A shareholder agreement establishes the terms, duties, obligation, rights, privileges between the shareholders of an Illinois corporation. Its purpose, among many, is to protect the shareholders’ investments in the corporation and sets out the shareholders’ rights and responsibilities; regulates the sale of corporate shares; describes how the corporation will be run; provides an element of protection for minority shareholders; and delineates the decision-making process and how important decisions will be made.

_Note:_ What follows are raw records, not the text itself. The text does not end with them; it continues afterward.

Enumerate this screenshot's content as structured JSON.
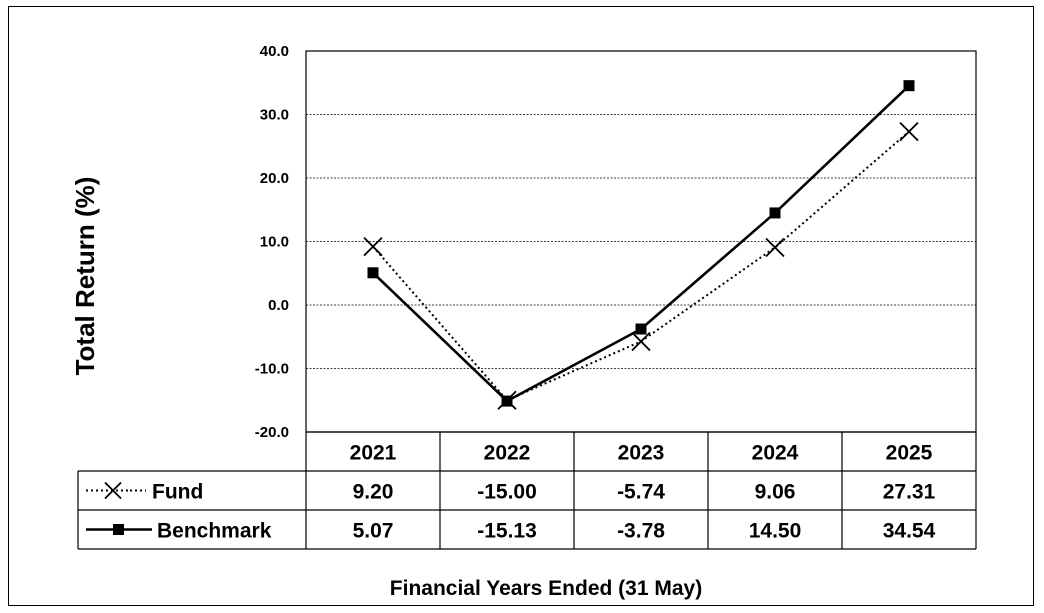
{
  "chart_data": {
    "type": "line",
    "title": "",
    "ylabel": "Total Return (%)",
    "xlabel": "Financial  Years Ended (31 May)",
    "categories": [
      "2021",
      "2022",
      "2023",
      "2024",
      "2025"
    ],
    "ylim": [
      -20,
      40
    ],
    "yticks": [
      -20,
      -10,
      0,
      10,
      20,
      30,
      40
    ],
    "ytick_labels": [
      "-20.0",
      "-10.0",
      "0.0",
      "10.0",
      "20.0",
      "30.0",
      "40.0"
    ],
    "grid": "horizontal dashed",
    "legend": "data table below chart",
    "series": [
      {
        "name": "Fund",
        "values": [
          9.2,
          -15.0,
          -5.74,
          9.06,
          27.31
        ],
        "labels": [
          "9.20",
          "-15.00",
          "-5.74",
          "9.06",
          "27.31"
        ],
        "style": "dotted",
        "marker": "x",
        "color": "#000000"
      },
      {
        "name": "Benchmark",
        "values": [
          5.07,
          -15.13,
          -3.78,
          14.5,
          34.54
        ],
        "labels": [
          "5.07",
          "-15.13",
          "-3.78",
          "14.50",
          "34.54"
        ],
        "style": "solid",
        "marker": "square",
        "color": "#000000"
      }
    ]
  }
}
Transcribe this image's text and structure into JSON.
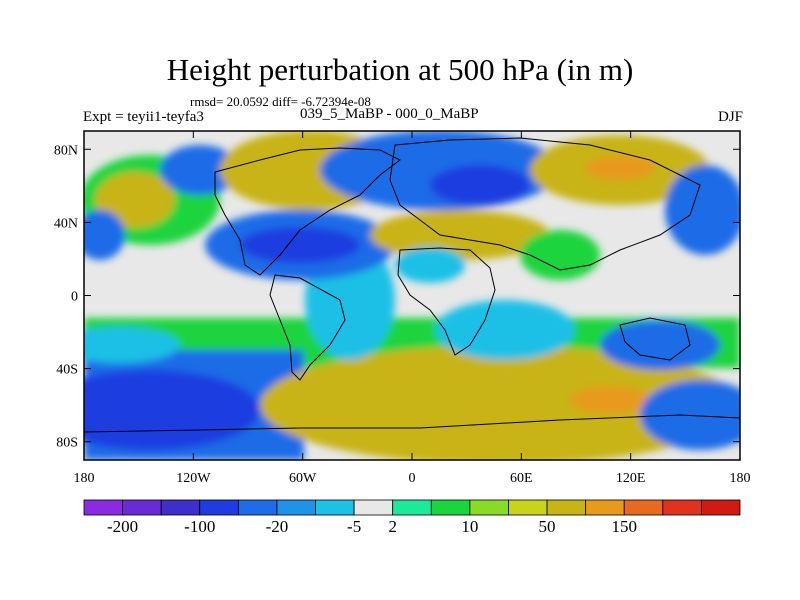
{
  "header": {
    "title": "Height perturbation at 500 hPa (in m)",
    "stats": "rmsd= 20.0592 diff= -6.72394e-08",
    "left_label": "Expt = teyii1-teyfa3",
    "center_label": "039_5_MaBP - 000_0_MaBP",
    "right_label": "DJF"
  },
  "map": {
    "type": "filled contour map",
    "projection": "cylindrical equidistant",
    "lon_range": [
      -180,
      180
    ],
    "lat_range": [
      -90,
      90
    ],
    "lat_ticks": [
      {
        "lat": 80,
        "label": "80N"
      },
      {
        "lat": 40,
        "label": "40N"
      },
      {
        "lat": 0,
        "label": "0"
      },
      {
        "lat": -40,
        "label": "40S"
      },
      {
        "lat": -80,
        "label": "80S"
      }
    ],
    "lon_ticks": [
      {
        "lon": -180,
        "label": "180"
      },
      {
        "lon": -120,
        "label": "120W"
      },
      {
        "lon": -60,
        "label": "60W"
      },
      {
        "lon": 0,
        "label": "0"
      },
      {
        "lon": 60,
        "label": "60E"
      },
      {
        "lon": 120,
        "label": "120E"
      },
      {
        "lon": 180,
        "label": "180"
      }
    ]
  },
  "colorbar": {
    "colors": [
      "#8a2be2",
      "#6a2bd6",
      "#3c2fcc",
      "#1e3ce0",
      "#1f6ce8",
      "#1e93e8",
      "#1fc0e6",
      "#e8e8e8",
      "#1ee89a",
      "#1ed43c",
      "#88dc28",
      "#c8d41a",
      "#c8b414",
      "#e89a1a",
      "#e86a1e",
      "#e0321e",
      "#d01a12"
    ],
    "labels": [
      "-200",
      "-100",
      "-20",
      "-5",
      "2",
      "10",
      "50",
      "150"
    ],
    "label_edges": [
      1,
      3,
      5,
      7,
      8,
      10,
      12,
      14
    ]
  },
  "colors": {
    "map_background": "#e8e8e8",
    "strong_negative": "#1e3ce0",
    "negative": "#1f6ce8",
    "weak_negative": "#1fc0e6",
    "weak_positive": "#1ed43c",
    "positive": "#c8b414",
    "strong_positive": "#e89a1a"
  }
}
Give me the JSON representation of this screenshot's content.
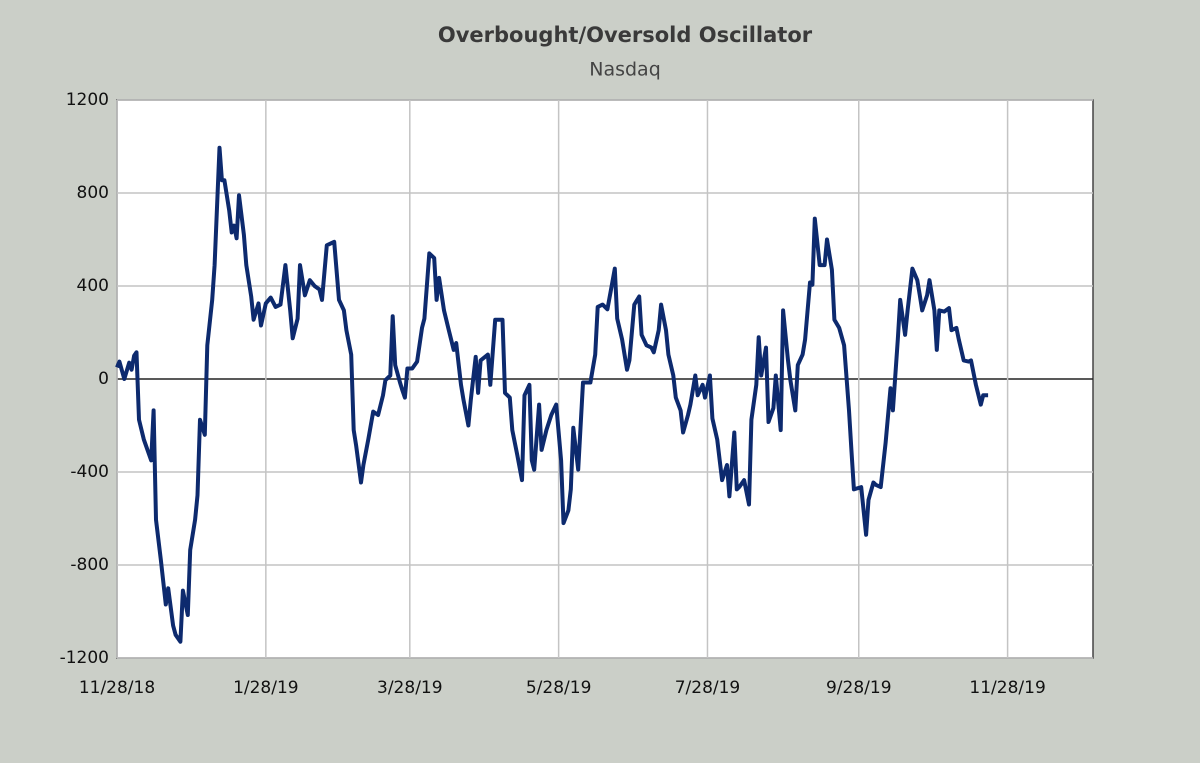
{
  "chart_data": {
    "type": "line",
    "title": "Overbought/Oversold  Oscillator",
    "subtitle": "Nasdaq",
    "color": "#0d2a6e",
    "grid": true,
    "xlim": [
      "11/28/18",
      "1/2/20"
    ],
    "xticks": [
      "11/28/18",
      "1/28/19",
      "3/28/19",
      "5/28/19",
      "7/28/19",
      "9/28/19",
      "11/28/19"
    ],
    "ylim": [
      -1200,
      1200
    ],
    "yticks": [
      -1200,
      -800,
      -400,
      0,
      400,
      800,
      1200
    ],
    "x": [
      "11/28/18",
      "11/29/18",
      "12/1/18",
      "12/3/18",
      "12/4/18",
      "12/5/18",
      "12/6/18",
      "12/7/18",
      "12/9/18",
      "12/12/18",
      "12/13/18",
      "12/14/18",
      "12/16/18",
      "12/18/18",
      "12/19/18",
      "12/21/18",
      "12/22/18",
      "12/24/18",
      "12/25/18",
      "12/27/18",
      "12/28/18",
      "12/30/18",
      "12/31/18",
      "1/1/19",
      "1/3/19",
      "1/4/19",
      "1/6/19",
      "1/7/19",
      "1/9/19",
      "1/10/19",
      "1/11/19",
      "1/13/19",
      "1/14/19",
      "1/15/19",
      "1/16/19",
      "1/17/19",
      "1/19/19",
      "1/20/19",
      "1/22/19",
      "1/23/19",
      "1/25/19",
      "1/26/19",
      "1/28/19",
      "1/30/19",
      "2/1/19",
      "2/3/19",
      "2/5/19",
      "2/7/19",
      "2/8/19",
      "2/10/19",
      "2/11/19",
      "2/13/19",
      "2/15/19",
      "2/17/19",
      "2/19/19",
      "2/20/19",
      "2/22/19",
      "2/25/19",
      "2/27/19",
      "3/1/19",
      "3/2/19",
      "3/4/19",
      "3/5/19",
      "3/6/19",
      "3/8/19",
      "3/9/19",
      "3/11/19",
      "3/13/19",
      "3/15/19",
      "3/17/19",
      "3/18/19",
      "3/20/19",
      "3/21/19",
      "3/22/19",
      "3/24/19",
      "3/25/19",
      "3/26/19",
      "3/27/19",
      "3/29/19",
      "3/31/19",
      "4/2/19",
      "4/3/19",
      "4/5/19",
      "4/7/19",
      "4/8/19",
      "4/9/19",
      "4/11/19",
      "4/13/19",
      "4/15/19",
      "4/16/19",
      "4/18/19",
      "4/19/19",
      "4/21/19",
      "4/22/19",
      "4/24/19",
      "4/25/19",
      "4/26/19",
      "4/29/19",
      "4/30/19",
      "5/2/19",
      "5/5/19",
      "5/6/19",
      "5/8/19",
      "5/9/19",
      "5/11/19",
      "5/13/19",
      "5/14/19",
      "5/16/19",
      "5/17/19",
      "5/18/19",
      "5/20/19",
      "5/21/19",
      "5/23/19",
      "5/25/19",
      "5/27/19",
      "5/29/19",
      "5/30/19",
      "6/1/19",
      "6/2/19",
      "6/3/19",
      "6/5/19",
      "6/7/19",
      "6/10/19",
      "6/12/19",
      "6/13/19",
      "6/15/19",
      "6/17/19",
      "6/19/19",
      "6/20/19",
      "6/21/19",
      "6/23/19",
      "6/25/19",
      "6/26/19",
      "6/28/19",
      "6/30/19",
      "7/1/19",
      "7/3/19",
      "7/5/19",
      "7/6/19",
      "7/8/19",
      "7/9/19",
      "7/11/19",
      "7/12/19",
      "7/14/19",
      "7/15/19",
      "7/17/19",
      "7/18/19",
      "7/20/19",
      "7/21/19",
      "7/23/19",
      "7/24/19",
      "7/26/19",
      "7/27/19",
      "7/29/19",
      "7/30/19",
      "8/1/19",
      "8/2/19",
      "8/3/19",
      "8/5/19",
      "8/6/19",
      "8/8/19",
      "8/9/19",
      "8/10/19",
      "8/12/19",
      "8/14/19",
      "8/15/19",
      "8/17/19",
      "8/18/19",
      "8/19/19",
      "8/21/19",
      "8/22/19",
      "8/24/19",
      "8/25/19",
      "8/27/19",
      "8/28/19",
      "8/30/19",
      "8/31/19",
      "9/2/19",
      "9/3/19",
      "9/5/19",
      "9/6/19",
      "9/8/19",
      "9/9/19",
      "9/10/19",
      "9/12/19",
      "9/14/19",
      "9/15/19",
      "9/17/19",
      "9/18/19",
      "9/20/19",
      "9/22/19",
      "9/24/19",
      "9/25/19",
      "9/26/19",
      "9/29/19",
      "10/1/19",
      "10/2/19",
      "10/4/19",
      "10/5/19",
      "10/7/19",
      "10/9/19",
      "10/11/19",
      "10/12/19",
      "10/14/19",
      "10/15/19",
      "10/17/19",
      "10/18/19",
      "10/20/19",
      "10/22/19",
      "10/23/19",
      "10/24/19",
      "10/26/19",
      "10/27/19",
      "10/29/19",
      "10/30/19",
      "10/31/19",
      "11/2/19",
      "11/4/19",
      "11/5/19",
      "11/7/19",
      "11/8/19",
      "11/10/19",
      "11/12/19",
      "11/13/19",
      "11/15/19",
      "11/17/19",
      "11/18/19",
      "11/20/19"
    ],
    "values": [
      50,
      75,
      0,
      70,
      40,
      100,
      115,
      -175,
      -260,
      -350,
      -135,
      -605,
      -780,
      -970,
      -900,
      -1060,
      -1100,
      -1130,
      -910,
      -1015,
      -735,
      -605,
      -500,
      -175,
      -240,
      145,
      340,
      490,
      995,
      855,
      855,
      725,
      630,
      660,
      605,
      790,
      620,
      490,
      355,
      255,
      325,
      230,
      325,
      350,
      310,
      320,
      490,
      295,
      175,
      260,
      490,
      360,
      425,
      400,
      385,
      340,
      575,
      590,
      340,
      295,
      210,
      105,
      -220,
      -285,
      -445,
      -370,
      -260,
      -140,
      -155,
      -70,
      -5,
      15,
      270,
      60,
      -15,
      -50,
      -80,
      45,
      45,
      75,
      220,
      260,
      540,
      520,
      340,
      435,
      295,
      210,
      125,
      155,
      -25,
      -90,
      -200,
      -90,
      95,
      -60,
      80,
      105,
      -25,
      255,
      255,
      -60,
      -80,
      -220,
      -325,
      -435,
      -70,
      -25,
      -350,
      -390,
      -110,
      -305,
      -220,
      -155,
      -110,
      -350,
      -620,
      -565,
      -475,
      -210,
      -390,
      -15,
      -15,
      105,
      310,
      320,
      300,
      415,
      475,
      260,
      170,
      40,
      80,
      320,
      355,
      190,
      145,
      135,
      115,
      210,
      320,
      210,
      105,
      15,
      -80,
      -135,
      -230,
      -155,
      -110,
      15,
      -70,
      -25,
      -80,
      15,
      -170,
      -260,
      -350,
      -435,
      -370,
      -505,
      -230,
      -475,
      -465,
      -435,
      -540,
      -175,
      -25,
      180,
      15,
      135,
      -185,
      -125,
      15,
      -220,
      295,
      80,
      -5,
      -135,
      60,
      105,
      170,
      415,
      405,
      690,
      490,
      490,
      600,
      470,
      255,
      220,
      145,
      -135,
      -305,
      -475,
      -465,
      -670,
      -520,
      -445,
      -455,
      -465,
      -275,
      -40,
      -135,
      170,
      340,
      190,
      295,
      475,
      425,
      360,
      295,
      360,
      425,
      295,
      125,
      295,
      290,
      305,
      210,
      220,
      170,
      80,
      75,
      80,
      -25,
      -110,
      -70,
      -70
    ]
  }
}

A well-drafted, thoughtful shareholder agreement ensures that the corporation runs efficiently, effectively and ensure that shareholders’ responsibilities are accounted for. The provisions of the shareholder agreement establishes clarity and certainty as to decision-making, duties, and rights; reduce the chances of conflict between shareholders (which is very important); and establishes the platform necessary for the corporation to run smoothly. A shareholder agreement works in conjunction with the company’s articles of incorporation and corporate bylaws but should provide the shareholders more protection than the articles of incorporation because it is comprehensive, highly negotiated and includes more operational details and protective provisions defining or limiting shareholder responsibilities.
A shareholder agreement is important in that it sets out the decision-making authority and restricts or broadens the power of the directors where necessary, and protects certain officers and directors when making decisions on behalf of the corporation against possible derivative actions of other shareholders, whether they are minority, majority or equal shareholders.
Further, a well-drafted, thoughtful shareholder agreement not only prevents shareholder disputes but also provides a framework and procedure for dispute resolution. Establishing a shareholder agreement often facilitates the process of raising finance from banks and demonstrates to potential shareholders, corporate executives and/or investors that the business is stable and well organized. The shareholder agreement, along with the bylaws, ensures stability because it prevents disruption and changes in the company’s situation when one shareholder’s personal circumstances change. For instance, shareholder agreements safeguard each shareholder’s financial interest in the company, and the interests of the shareholders’ families in the event of death. Finally, shareholder agreements protect the rights of minority shareholders and the investment value of the holding. Without this type of agreement in place majority shareholders may act against the minority shareholders’ interests.